Especially the Russians assigned to watch her.
“Thirty seconds, ma’am.”
Irene released her seat belt and grasped the door handle with one hand while resting the other on the jack-in-the-box. After Brett made the next turn, a multistory industrial building on the right would briefly obscure the SUV from the pursuing surveillance team. This blind spot would allow her to activate the decoy, exit her vehicle, and hide behind the hedges. Once the Russian surveillance team drove by, she would walk to the parking lot, where a car had been pre-positioned for her.
Simple.
“Okay, Irene,” Brett said. “Five, four, three, two—”
Light shattered the darkness, nearly blinding her.
Irene turned toward the headlights, registering the presence of a massive truck.

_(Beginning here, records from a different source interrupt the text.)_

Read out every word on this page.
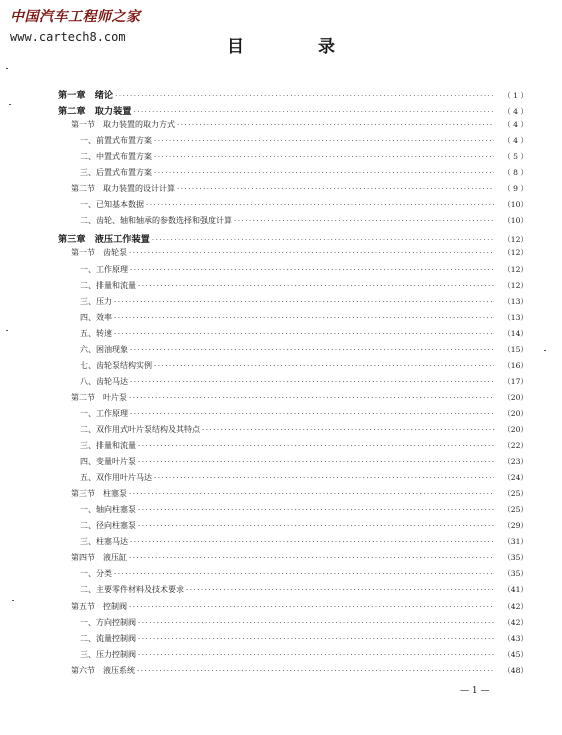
中国汽车工程师之家
www.cartech8.com	目 录
第一章　绪论 ·····	（ 1 ）
第二章　取力装置 ·····	（ 4 ）
第一节　取力装置的取力方式 ·····	（ 4 ）
一、前置式布置方案 ·····	（ 4 ）
二、中置式布置方案 ·····	（ 5 ）
三、后置式布置方案 ·····	（ 8 ）
第二节　取力装置的设计计算 ·····	（ 9 ）
一、已知基本数据 ·····	（10）
二、齿轮、轴和轴承的参数选择和强度计算 ·····	（10）
第三章　液压工作装置 ·····	（12）
第一节　齿轮泵 ·····	（12）
一、工作原理 ·····	（12）
二、排量和流量 ·····	（12）
三、压力 ·····	（13）
四、效率 ·····	（13）
五、转速 ·····	（14）
六、困油现象 ·····	（15）
七、齿轮泵结构实例 ·····	（16）
八、齿轮马达 ·····	（17）
第二节　叶片泵 ·····	（20）
一、工作原理 ·····	（20）
二、双作用式叶片泵结构及其特点 ·····	（20）
三、排量和流量 ·····	（22）
四、变量叶片泵 ·····	（23）
五、双作用叶片马达 ·····	（24）
第三节　柱塞泵 ·····	（25）
一、轴向柱塞泵 ·····	（25）
二、径向柱塞泵 ·····	（29）
三、柱塞马达 ·····	（31）
第四节　液压缸 ·····	（35）
一、分类 ·····	（35）
二、主要零件材料及技术要求 ·····	（41）
第五节　控制阀 ·····	（42）
一、方向控制阀 ·····	（42）
二、流量控制阀 ·····	（43）
三、压力控制阀 ·····	（45）
第六节　液压系统 ·····	（48）
— 1 —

Then her head connected with the passenger window accompanied by the sounds of buckling metal, squealing tires, and breaking glass.
CHAPTER 56
ZURICH, SWITZERLAND
SHOULDI call the police?” Greta said.
Rapp powered into a turn before riding the brakes as he tore through the outskirts of the village that sat just south of Ohlmeyer’s estate. Like most Swiss towns, this one consisted of orderly groups of houses bordered by greenery. Even this close to Zurich, the town had an agrarian feel, with pastoral wheat fields providing a backdrop to the settlement. Rapp didn’t slow in concession to the speed limit as much as he did to the reality that houses meant children and children didn’t always look twice before crossing the street.
After nosing the BMW around a hairpin ninety-degree turn, he exited the village proper for the smaller back road leading to Ohlmeyer’s estate. With open road to his front and rolling fields to his left and right, Rapp floored the accelerator. Though he couldn’t see it yet, he knew the turnoff to the mansion was waiting just beyond the next bend.
“No,” Rapp said. “We’re almost there.”
Greta nodded, her fingers still clutching the phone.